In order to be able to chew on things, she has learned to grip them and take them to her mouth. That’s still very much a hit-or-miss procedure – her hand literally misses the thing she wants to grab, or misses the mouth and hits the ear instead. But she understands the concept, she just needs to practice. For now, it isn’t her preferred approach: she would rather dive with her mouth towards the toy than bring the toy towards the mouth.

For a while she was also interested in her feet and was pulling at them all the time, as soon as I lay her on the play mat. But then suddenly lying down became BOOOH-RING!!! and now she only accepts it grudgingly for short periods. She really wants to sit up all the time. And not in the same place all the time, please – she wants new things to play with or look at. Unfortunately she isn’t really able to sit up for very long without being strapped into something or other. Her toys, on the other hand, are not strapped in and tend to fall to the floor rather frequently, so sitting and playing in the highchair can be rather frustrating for both of us. But when I put her down to sit on the floor, where she can reach her toys, she sort of scrunches up into a little uncomfortable heap, and then topples. Sometimes head first and crying, sometimes just slowly and inexorably. Either way she ends up lying down, where she doesn’t want to be.

All this activity is upsetting her stomach – and it doesn’t help that she folds far forward (putting pressure on the tummy) as soon as she is sitting without some sort of support in front of her. She spits up food so frequently that I’ve stopped giving her a clean bib (and myself a clean skirt) after every mess. She gets two bibs a day. My skirts escape some of the messes and last a day or two before they get totally smelly.

Since the world is so new to her, the simplest things can be fun to watch. Me hanging up her nappies to dry.
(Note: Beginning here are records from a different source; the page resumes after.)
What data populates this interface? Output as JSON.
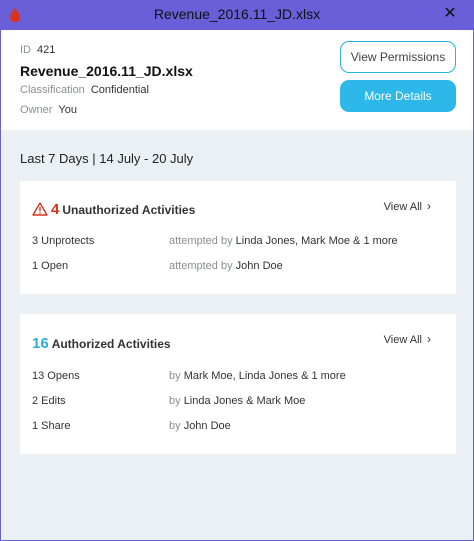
{
  "window": {
    "title": "Revenue_2016.11_JD.xlsx",
    "close_glyph": "✕",
    "app_icon": "drop-icon",
    "accent": "#6a5fd8"
  },
  "header": {
    "id_label": "ID",
    "id_value": "421",
    "file_name": "Revenue_2016.11_JD.xlsx",
    "classification_label": "Classification",
    "classification_value": "Confidential",
    "owner_label": "Owner",
    "owner_value": "You",
    "view_permissions_label": "View Permissions",
    "more_details_label": "More Details"
  },
  "period": "Last 7 Days | 14 July - 20 July",
  "unauthorized": {
    "count": "4",
    "title": "Unauthorized Activities",
    "view_all": "View All",
    "color": "#d9321e",
    "rows": [
      {
        "activity": "3 Unprotects",
        "prefix": "attempted by",
        "names": "Linda Jones, Mark Moe & 1 more"
      },
      {
        "activity": "1 Open",
        "prefix": "attempted by",
        "names": "John Doe"
      }
    ]
  },
  "authorized": {
    "count": "16",
    "title": "Authorized Activities",
    "view_all": "View All",
    "color": "#27aee0",
    "rows": [
      {
        "activity": "13 Opens",
        "prefix": "by",
        "names": "Mark Moe, Linda Jones & 1 more"
      },
      {
        "activity": "2 Edits",
        "prefix": "by",
        "names": "Linda Jones & Mark Moe"
      },
      {
        "activity": "1 Share",
        "prefix": "by",
        "names": "John Doe"
      }
    ]
  }
}
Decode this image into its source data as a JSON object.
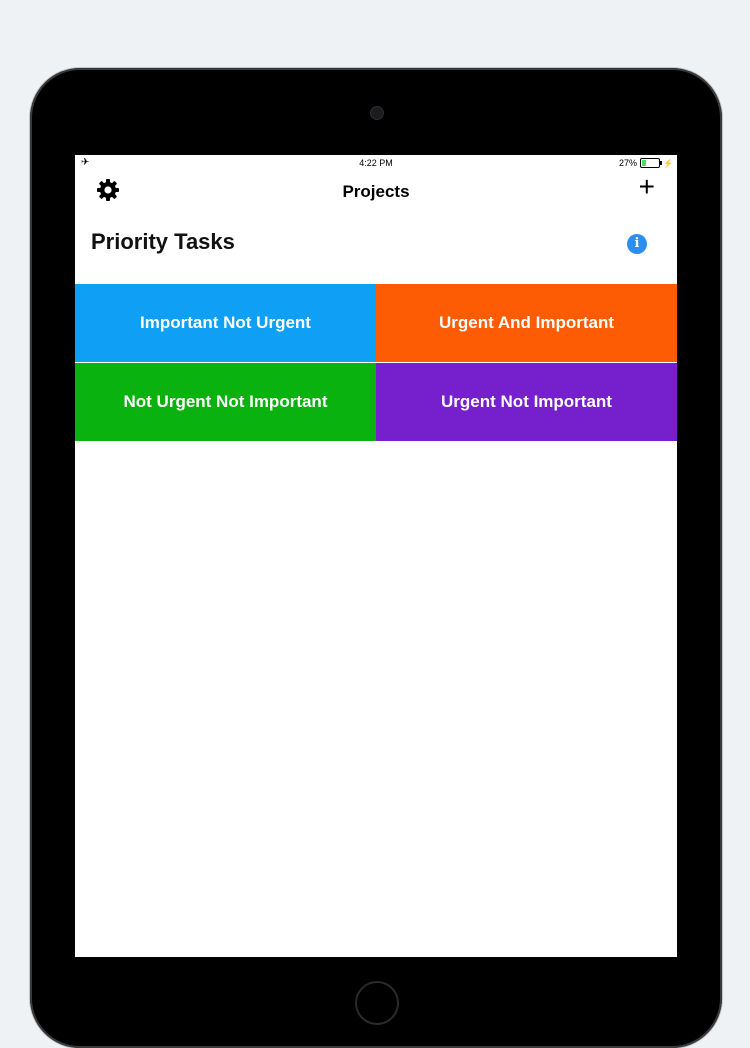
{
  "status_bar": {
    "airplane_icon": "✈",
    "time": "4:22 PM",
    "battery": "27%",
    "battery_level": 0.27,
    "charging_icon": "⚡"
  },
  "nav": {
    "title": "Projects",
    "settings_icon": "gear-icon",
    "add_icon": "+"
  },
  "header": {
    "title": "Priority Tasks",
    "info_icon": "i"
  },
  "quadrants": [
    {
      "label": "Important Not Urgent",
      "color": "#0fa0f5"
    },
    {
      "label": "Urgent And Important",
      "color": "#fd5c04"
    },
    {
      "label": "Not Urgent Not Important",
      "color": "#09b20e"
    },
    {
      "label": "Urgent Not Important",
      "color": "#7520cc"
    }
  ]
}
Me folding laundry. Me eating. The plants standing still and doing nothing. When she’s tired and I want her to wind down, I can park her in front of the washing machine, and she watches the clothes go round and round and listens to the soothing sound effects – or I put her in the bathroom and she listens to water gushing into the bathtub.

On the other hand, I believe she’s beginning to get bored with her limited range of toys, and I don’t have much else that she can play with without hurting herself or the object. It needs to be easily grippable, small enough that she can grab any random part and get another part to the mouth, and have no sharp points or edges. Some of the local leaflets and booklets here advertise toy libraries, which I guess work just like book libraries. I think I’ll try to get to one next week, and see what they offer.

I read in a blog that today is Mother Tongue Day (emakeelepäev) in Estonia.

I feel my mother tongue slipping away, ever so slowly, as I get little daily exposure to Estonian. It used to be that I didn’t ever need to think about grammar or wording. Now I find myself unsure. Can I say this? Is this a real Estonian expression or am I just translating from Swedish or English?

And all those new words they come up with all the time. “Jätkusuutlik”, and “tasalülitus”. Or perhaps they always existed but I never read texts with such fancy words as a teenager?

Nevertheless, at some very deep level Estonian remains my mother tongue. I couldn’t speak any other language with Ingrid without it feeling forced and false. I am Estonian; it is natural that I speak Estonian with my child. I hope she grows to like Estonian and won’t find it frustrating that she has to speak a different language with me.


Resolution: I will start commenting regularly on the Estonian blogs I read. I will pipe up as soon as I can think of something (anything!) to say.